Not me. I didn't fall. Once my bike did slide out from under me. It was at the top of Capitol Hill, right after the security bollards before riding down the driveway on the Senate side. I took the turn too cavalierly and I found myself standing there with my bike turn on its side resting on the ice covered track beneath me. At that point, a helpful bystander did what all helpful bystanders do. He said 'it's worse at the bottom of the hill.' Thank you, sir. When I got to the bottom of the hill, after a very, very slow descent, I found it not to be appreciably worse. Shows what that guy knows.
Here's Pennsylvania Avenue:
|Not so bad|
There were other bicyclists:
|Folding bike: bold choice|
The snow didn't stop accumulating and by M Street, it was much worse:
There were very few drivers out. Rightfully, I think. It certainly gave me a greater piece of mind. When it comes to ice and snow, I prefer to only have to worry about my losing control of my bike and falling down and to not have to worry about scads of drivers losing control of their cars and slip sliding into me did provide some considerable mental relief.
By the other end of M, it was worse still. Here's the entrance to Georgetown:
To this point, there were always bike tire tracks in front of me. Unflappable.
Things got worse on M Street. That's where I started noticing drivers incapable of making it up small hills after stopping. I started riding up Wisco, but realized that the street was going to be clogged with car traffic and since my goal of snow riding is STAY AWAY FROM AS MANY CARS AS POSSIBLE BECAUSE OUT OF CONTROL CARS ARE WAY MORE LIKELY HARM YOU WORSE THAN JUST FALLING DOWN, I turned down P (?) Street and worked my way through residential Georgetown on 33rd and Volta and 35th. Here's one of those streets:
|No more bike tracks|
On New Mexico Avenue, another stuck car. And then a series of stuck cars. And since there was no room for me to get by on the bike and since I didn't want to get back any other stuck drivers and also because STAY AWAY FROM CARS IN ICE AND SNOW, I moved my bike to the sidewalk and decided to walk it the last quarter mile up the hill. I wanted to explain to the other people on the sidewalk that I totally could've ridden up the hill, that my bike was a far better choice than a car, but because I had no dedicated infrastructure, there was no room for me, but that seems like it maybe would've been extraneous and doth protesting too much. But it's also true! I could've ridden up the hill. It would've been fine. But:
|Stuck. Never stop at red lights.|
When I bought and outfitted the Ogre over the summer, I was trying to set up a bike that could pretty much handle the entirety of vicissitudes of year-round, all-weather bike commuting. And the Ogre delivered. Yes, it's a preposterous bike for 98% of bike commutes. But for the other 2% it's exactly the bike I'd want.

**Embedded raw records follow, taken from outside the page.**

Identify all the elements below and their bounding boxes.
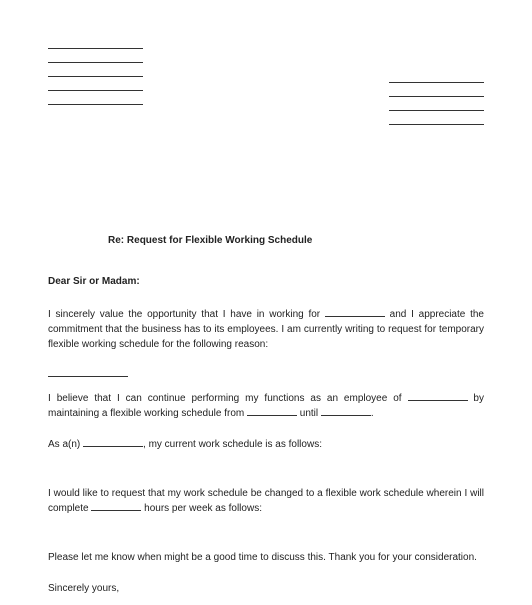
- paragraph-5: Please let me know when might be a good …: [48, 550, 484, 565]
- sender-line: [48, 38, 143, 49]
- recipient-line: [389, 72, 484, 83]
- recipient-line: [389, 86, 484, 97]
- para2-text1: I believe that I can continue performing…: [48, 393, 408, 404]
- subject-line: Re: Request for Flexible Working Schedul…: [108, 233, 484, 248]
- paragraph-4: I would like to request that my work sch…: [48, 486, 484, 516]
- sender-line: [48, 52, 143, 63]
- sender-line: [48, 94, 143, 105]
- salutation: Dear Sir or Madam:: [48, 274, 484, 289]
- hours-blank: [91, 502, 141, 511]
- para2-text4: .: [371, 408, 374, 419]
- recipient-address-block: [389, 72, 484, 128]
- reason-blank: [48, 368, 128, 377]
- current-schedule-space: [48, 468, 484, 486]
- from-date-blank: [247, 407, 297, 416]
- paragraph-3: As a(n) , my current work schedule is as…: [48, 437, 484, 452]
- para3-text2: , my current work schedule is as follows…: [143, 439, 322, 450]
- para2-text3: until: [297, 408, 321, 419]
- paragraph-1: I sincerely value the opportunity that I…: [48, 307, 484, 352]
- until-date-blank: [321, 407, 371, 416]
- subject-text: Request for Flexible Working Schedule: [127, 235, 312, 246]
- recipient-line: [389, 100, 484, 111]
- sender-line: [48, 66, 143, 77]
- sender-line: [48, 80, 143, 91]
- position-blank: [83, 438, 143, 447]
- employer-blank: [408, 392, 468, 401]
- recipient-line: [389, 114, 484, 125]
- company-blank: [325, 308, 385, 317]
- proposed-schedule-space: [48, 532, 484, 550]
- subject-prefix: Re:: [108, 235, 127, 246]
- para3-text1: As a(n): [48, 439, 83, 450]
- closing: Sincerely yours,: [48, 581, 484, 596]
- para4-text2: hours per week as follows:: [141, 503, 262, 514]
- paragraph-2: I believe that I can continue performing…: [48, 391, 484, 421]
- para1-text1: I sincerely value the opportunity that I…: [48, 309, 325, 320]
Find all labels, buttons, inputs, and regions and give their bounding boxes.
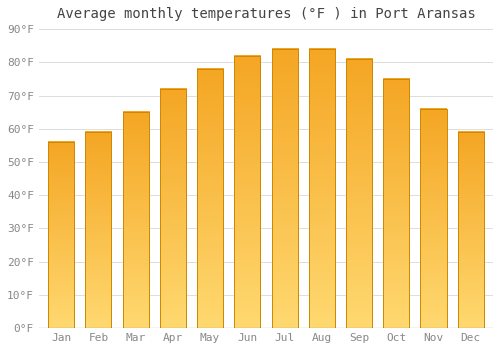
Bar [48, 142, 74, 328]
Bar [234, 56, 260, 328]
Title: Average monthly temperatures (°F ) in Port Aransas: Average monthly temperatures (°F ) in Po… [56, 7, 476, 21]
Bar [346, 59, 372, 328]
Bar [160, 89, 186, 328]
Bar [308, 49, 335, 328]
Bar [86, 132, 112, 328]
Bar [458, 132, 483, 328]
Bar [122, 112, 148, 328]
Bar [197, 69, 223, 328]
Bar [420, 109, 446, 328]
Bar [272, 49, 297, 328]
Bar [383, 79, 409, 328]
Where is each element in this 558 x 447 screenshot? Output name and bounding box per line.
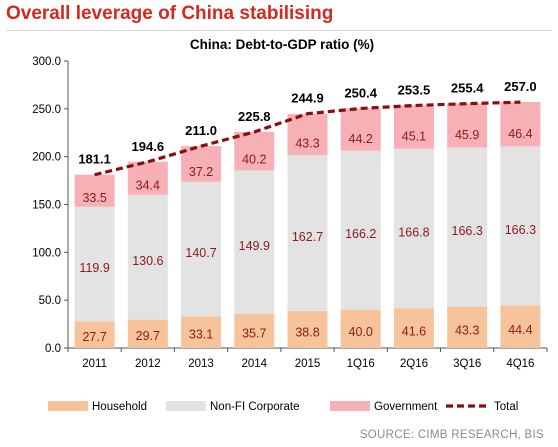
bar-value-label: 29.7 bbox=[136, 329, 160, 343]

A word on winter: we don't really have a tough one in DC. It's worse than some places, but it's not horrifically cold and snowy all that often, so my hats off to bike commuters who face these kinds of conditions when they are less novelty and more of an everyday reality. Maybe your roads would be better and maybe your drivers would be better, but riding through the mush and ice and snow is a bear regardless and if you're doing it consistently, you're all right with me.
By the ride home, it was mostly better. The DDOT bike team did the yeoman's work of clearing, as best they could, the cycletracks. Smart of DDOT to hire all those yeoman.
I left before dark. I'm sure it refoze. And I suspect darkness didn't help very much with safety for people who rode home later in the evening. No rides today. I'll be back at it tomorrow, I think.